Eski Müslümanlar, yani eskimez Müslümanlar, yüce Rablerine tam bir teslimiyetle iman ediyorlardı. Kur'an'ın her harfine, ayetine, suresine bağlıydılar. Güçleri yettiğince kitaptaki emirleri uyguluyorlardı. Helali helal, haramı haram biliyorlardı. Günahsız değillerdi belki, ama tövbesiz hiç olmadılar. Küçük günahlarını bir dağ gibi görüyorlardı. Başlarına düşecek gibi. O korku, samimiyet ve endişeyle tövbekârlardı.
Hz. Muhammed (SAV) Efendimize aşkın ötesinde bir aşkla sevdalıydılar. Adı anılırken bile yüreklerinde heyecan kasırgası eserdi. Kur'an'ı heva ve heveslerine göre okumadılar. Kur'an'a bakarken bir imansız gözüyle değil, vahye teslim olan bir mümin bakışıyla baktılar. Onun için alacaklarını aldılar. Kur'an onların imanını artırdı; küfür, isyan, bencillik, aptallık ve kibirlerini tetiklemedi. Ezan ruhlarını dinlendirdi. Kulaklarını tırmalamadı. Namaz Rableri ile buluşma zamanıydı. Yük değildi.

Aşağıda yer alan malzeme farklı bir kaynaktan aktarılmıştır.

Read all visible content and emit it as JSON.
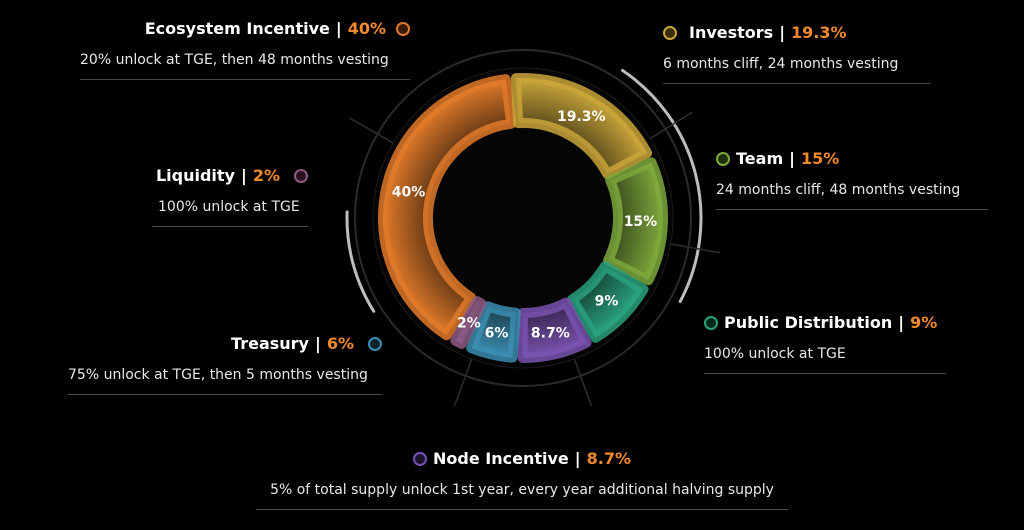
{
  "chart_data": {
    "type": "pie",
    "style": "donut",
    "categories": [
      "Ecosystem Incentive",
      "Investors",
      "Team",
      "Public Distribution",
      "Node Incentive",
      "Treasury",
      "Liquidity"
    ],
    "values": [
      40,
      19.3,
      15,
      9,
      8.7,
      6,
      2
    ],
    "value_labels": [
      "40%",
      "19.3%",
      "15%",
      "9%",
      "8.7%",
      "6%",
      "2%"
    ],
    "colors": [
      "#e07a2a",
      "#c9a53a",
      "#7ea83c",
      "#2aa17e",
      "#7a52b0",
      "#3b8db0",
      "#8c5a84"
    ]
  },
  "callouts": [
    {
      "key": "ecosystem",
      "name": "Ecosystem Incentive",
      "sep": "|",
      "pct": "40%",
      "desc": "20% unlock at TGE, then 48 months vesting",
      "color": "#e07a2a"
    },
    {
      "key": "investors",
      "name": "Investors",
      "sep": "|",
      "pct": "19.3%",
      "desc": "6 months cliff, 24 months vesting",
      "color": "#c9a53a"
    },
    {
      "key": "team",
      "name": "Team",
      "sep": "|",
      "pct": "15%",
      "desc": "24 months cliff, 48 months vesting",
      "color": "#7ea83c"
    },
    {
      "key": "public",
      "name": "Public Distribution",
      "sep": "|",
      "pct": "9%",
      "desc": "100% unlock at  TGE",
      "color": "#2aa17e"
    },
    {
      "key": "node",
      "name": "Node Incentive",
      "sep": "|",
      "pct": "8.7%",
      "desc": "5% of total supply unlock 1st year, every year additional halving supply",
      "color": "#7a52b0"
    },
    {
      "key": "treasury",
      "name": "Treasury",
      "sep": "|",
      "pct": "6%",
      "desc": "75% unlock at TGE, then 5 months vesting",
      "color": "#3b8db0"
    },
    {
      "key": "liquidity",
      "name": "Liquidity",
      "sep": "|",
      "pct": "2%",
      "desc": "100% unlock at TGE",
      "color": "#8c5a84"
    }
  ]
}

Ahirete iman ettiler. Ölüm onları elbette ürküttü ama asla ümitsizliğe savurmadı. Zira şunu biliyorlardı:
"Allah hakkında ne düşünürsen onu orada bulacaksın." İbadetin sureti yanında siretine de aşina idiler. İbadetlerin ruhunu kavradılar. Okudukları ayetleri yaşadılar. Affedici idiler. Merhametli, toleranslı, gönlü gani, siması ruhani, beklentileri ötelere odaklıydı. Menfaat için inanmadılar. Menfaat için de terk etmediler. Terki de terk ettiler. Vuslata öyle vardılar.
Hadisleri okurken
Hz. Muhammed Mustafa
(SAV) ile sohbet eden sahabe edebine büründüler.
Edep ilimden de önce gelir. Bunu biliyorlardı.

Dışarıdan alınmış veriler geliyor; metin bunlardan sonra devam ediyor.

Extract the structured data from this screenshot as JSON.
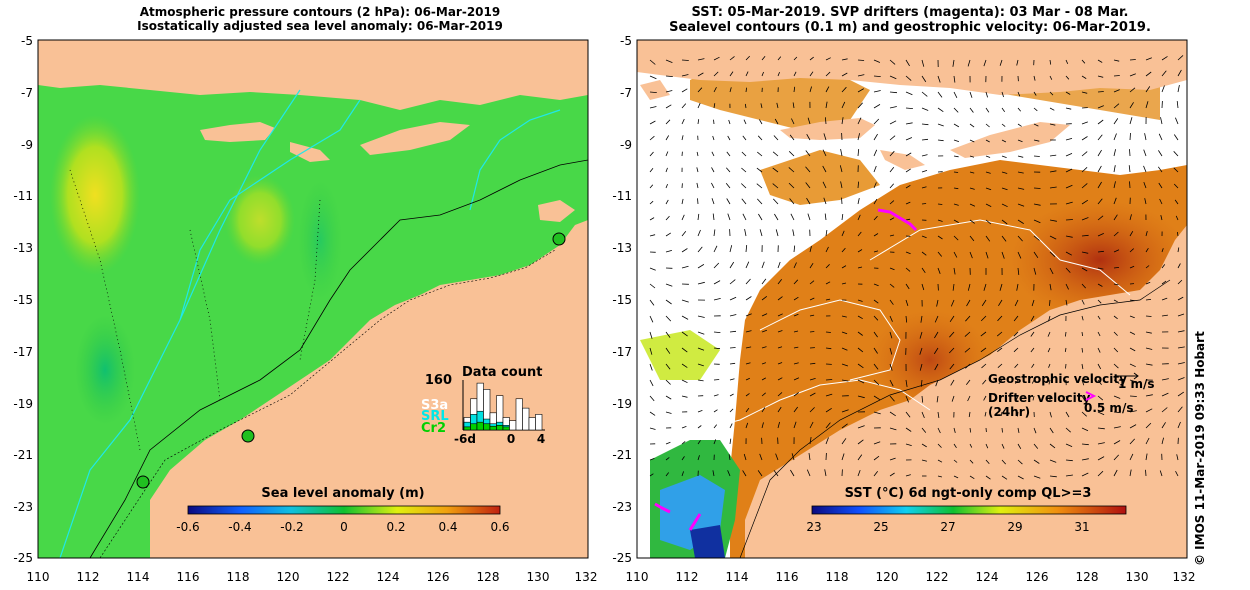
{
  "left_panel": {
    "title_line1": "Atmospheric pressure contours (2 hPa): 06-Mar-2019",
    "title_line2": "Isostatically adjusted sea level anomaly: 06-Mar-2019",
    "x_ticks": [
      "110",
      "112",
      "114",
      "116",
      "118",
      "120",
      "122",
      "124",
      "126",
      "128",
      "130",
      "132"
    ],
    "y_ticks": [
      "-5",
      "-7",
      "-9",
      "-11",
      "-13",
      "-15",
      "-17",
      "-19",
      "-21",
      "-23",
      "-25"
    ],
    "colorbar": {
      "title": "Sea level anomaly (m)",
      "ticks": [
        "-0.6",
        "-0.4",
        "-0.2",
        "0",
        "0.2",
        "0.4",
        "0.6"
      ]
    },
    "data_count": {
      "title": "Data count",
      "ymax_label": "160",
      "x_ticks": [
        "-6d",
        "0",
        "4"
      ],
      "legend": [
        {
          "label": "S3a",
          "color": "#ffffff"
        },
        {
          "label": "SRL",
          "color": "#00e0e0"
        },
        {
          "label": "Cr2",
          "color": "#00d000"
        }
      ],
      "bars": [
        {
          "total": 40,
          "srl": 25,
          "cr2": 10
        },
        {
          "total": 100,
          "srl": 50,
          "cr2": 20
        },
        {
          "total": 150,
          "srl": 60,
          "cr2": 25
        },
        {
          "total": 130,
          "srl": 35,
          "cr2": 20
        },
        {
          "total": 55,
          "srl": 20,
          "cr2": 12
        },
        {
          "total": 110,
          "srl": 25,
          "cr2": 15
        },
        {
          "total": 40,
          "srl": 15,
          "cr2": 10
        },
        {
          "total": 30,
          "srl": 0,
          "cr2": 0
        },
        {
          "total": 100,
          "srl": 0,
          "cr2": 0
        },
        {
          "total": 70,
          "srl": 0,
          "cr2": 0
        },
        {
          "total": 40,
          "srl": 0,
          "cr2": 0
        },
        {
          "total": 50,
          "srl": 0,
          "cr2": 0
        }
      ]
    }
  },
  "right_panel": {
    "title_line1": "SST: 05-Mar-2019. SVP drifters (magenta): 03 Mar - 08 Mar.",
    "title_line2": "Sealevel contours (0.1 m) and geostrophic velocity: 06-Mar-2019.",
    "x_ticks": [
      "110",
      "112",
      "114",
      "116",
      "118",
      "120",
      "122",
      "124",
      "126",
      "128",
      "130",
      "132"
    ],
    "y_ticks": [
      "-5",
      "-7",
      "-9",
      "-11",
      "-13",
      "-15",
      "-17",
      "-19",
      "-21",
      "-23",
      "-25"
    ],
    "colorbar": {
      "title": "SST (°C) 6d ngt-only comp QL>=3",
      "ticks": [
        "23",
        "25",
        "27",
        "29",
        "31"
      ]
    },
    "legend": {
      "geo_label": "Geostrophic velocity",
      "geo_scale": "1 m/s",
      "drifter_label_1": "Drifter velocity",
      "drifter_label_2": "(24hr)",
      "drifter_scale": "0.5 m/s"
    }
  },
  "credit": "© IMOS 11-Mar-2019 09:33 Hobart",
  "colors": {
    "land": "#f9c196",
    "ocean_green": "#4ad84a",
    "ocean_orange": "#e08018",
    "drifter": "#ff00ff"
  }
}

İmam Malik, Medine'de minbere oturup hadis rivayet
etmeden önce mescitte buhur (esans) yaktırır,
gusül abdesti almadan da minbere oturmazdı.
Efendimizin hadislerini güzel bir rayiha ve temiz ağızla rivayet
ederdi. Kur'an ve hadis aleyhinde konuşan hoca görünümlü
tek bir kişiyle karşılaşmadılar. Edepsiz bir iklimden korundular. Evlerine şeytanı misafir etmediler. Köşeden
bucaktan gelen şeytanları da namaz ve zikirle def ettiler.

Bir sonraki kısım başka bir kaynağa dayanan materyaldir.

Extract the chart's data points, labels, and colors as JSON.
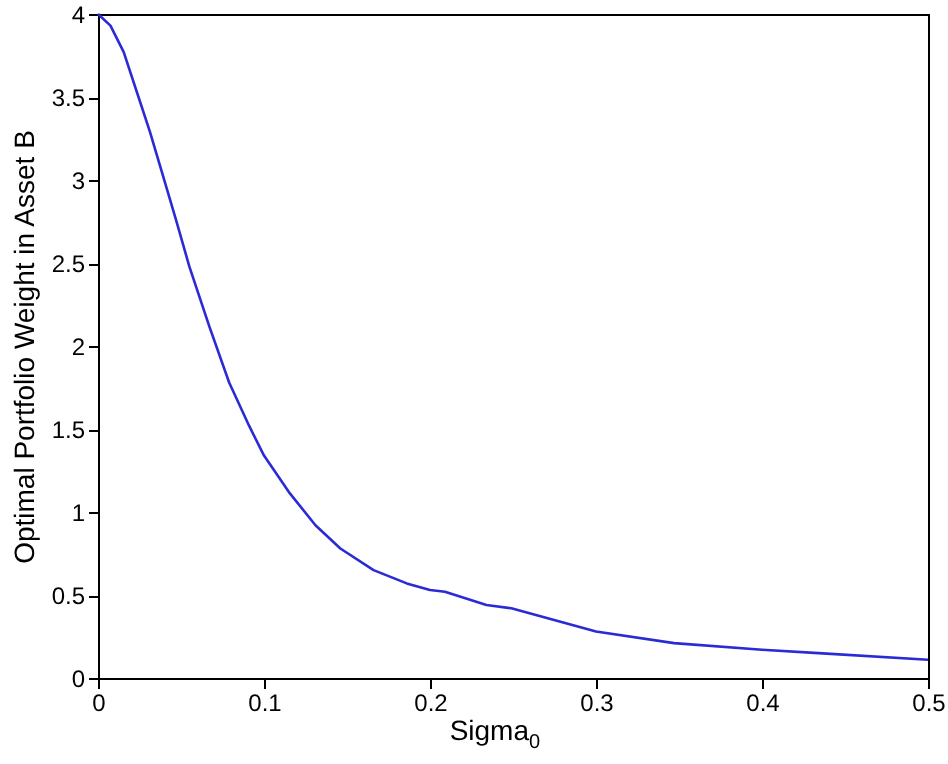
{
  "chart_data": {
    "type": "line",
    "xlabel": "Sigma$_{0}$",
    "ylabel": "Optimal Portfolio Weight in Asset B",
    "x": [
      0,
      0.0075,
      0.0155,
      0.0234,
      0.0313,
      0.0393,
      0.047,
      0.055,
      0.067,
      0.079,
      0.091,
      0.1,
      0.115,
      0.131,
      0.146,
      0.166,
      0.186,
      0.2,
      0.209,
      0.234,
      0.249,
      0.3,
      0.347,
      0.4,
      0.434,
      0.5
    ],
    "series": [
      {
        "color": "#2b2bd6",
        "values": [
          4.0,
          3.93,
          3.77,
          3.53,
          3.29,
          3.02,
          2.76,
          2.48,
          2.12,
          1.78,
          1.52,
          1.34,
          1.12,
          0.92,
          0.78,
          0.65,
          0.57,
          0.53,
          0.52,
          0.44,
          0.42,
          0.28,
          0.21,
          0.17,
          0.15,
          0.11
        ]
      }
    ],
    "xlim": [
      0,
      0.5
    ],
    "xticks": [
      0,
      0.1,
      0.2,
      0.3,
      0.4,
      0.5
    ],
    "ylim": [
      0,
      4
    ],
    "yticks": [
      0,
      0.5,
      1,
      1.5,
      2,
      2.5,
      3,
      3.5,
      4
    ],
    "grid": false,
    "marker": "none",
    "line_style": "solid"
  }
}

Melekler onların zikir sofralarına oturup misafir oluyorlardı.
Her işlerini Kur'an terazisine koydular. Kur'an'a uymayan
işlerini, amellerini, alışkanlıklarını düzelttiler.
Cömerttiler, vicdanlıydılar, kul hakkından korkarlardı. Çirkin sözden uzaktılar. Kur'an'ı göğüslerine bastırdılar. İslam'a girişi geç olan ve
Ebu Cehil'in oğlu olup sonra şehitlik makamına erişen Hz. İkrime
gibi Kur'an sahifelerini yüreklerine bastırıp, "Rabbimin sözü, Rabbimin sözü" diye dimdik durdular. Dostlukları münafık dostluğuna benzemiyordu. İçleri dışları aynıydı. Ahitleştiler mi ahitlerine bağlılardı. Evleri sevgi ve huzurda sahabe evlerine benziyordu. Edepleri
Hz. Osman edebine, adaletleri Hz. Ömer adaletine, yiğitlikleri
Hz. Ali yiğitliğine, tevazuları Hz. Hasan ve
Hüseyin tevazusuna, sadakatleri Hz. Ebubekir sadakatliğine, gençlikleri
Hz. Mus'ab'ın gençliğine benziyordu.
Hz. Yusuf
gibi insanları tevhide çağırırlardı. Hz.
Zekeriya ve Hz. Yahya gibi gerektiğinde şehadete koşarlardı.
Hz. İsa gibi ihanete uğrasalar da affediciydiler.
Hz. Musa gibi insanları-milletleri dönüştürüyorlardı. Kısacası,
örnekleri sağlam örneklerdi. Çürüklerle, mezarları ateşe
dönüşecek cehennem ehliyle işleri hiç olmadı. İnsanların
imanlarıyla oynayacak kadar ahlaksız değillerdi. İnsanları
Kur'an'a ve Peygamber'e çağırdılar. İsyana, inkâra, karalamaya,
çirkin algı oluşturmaya hiç yeltenmediler.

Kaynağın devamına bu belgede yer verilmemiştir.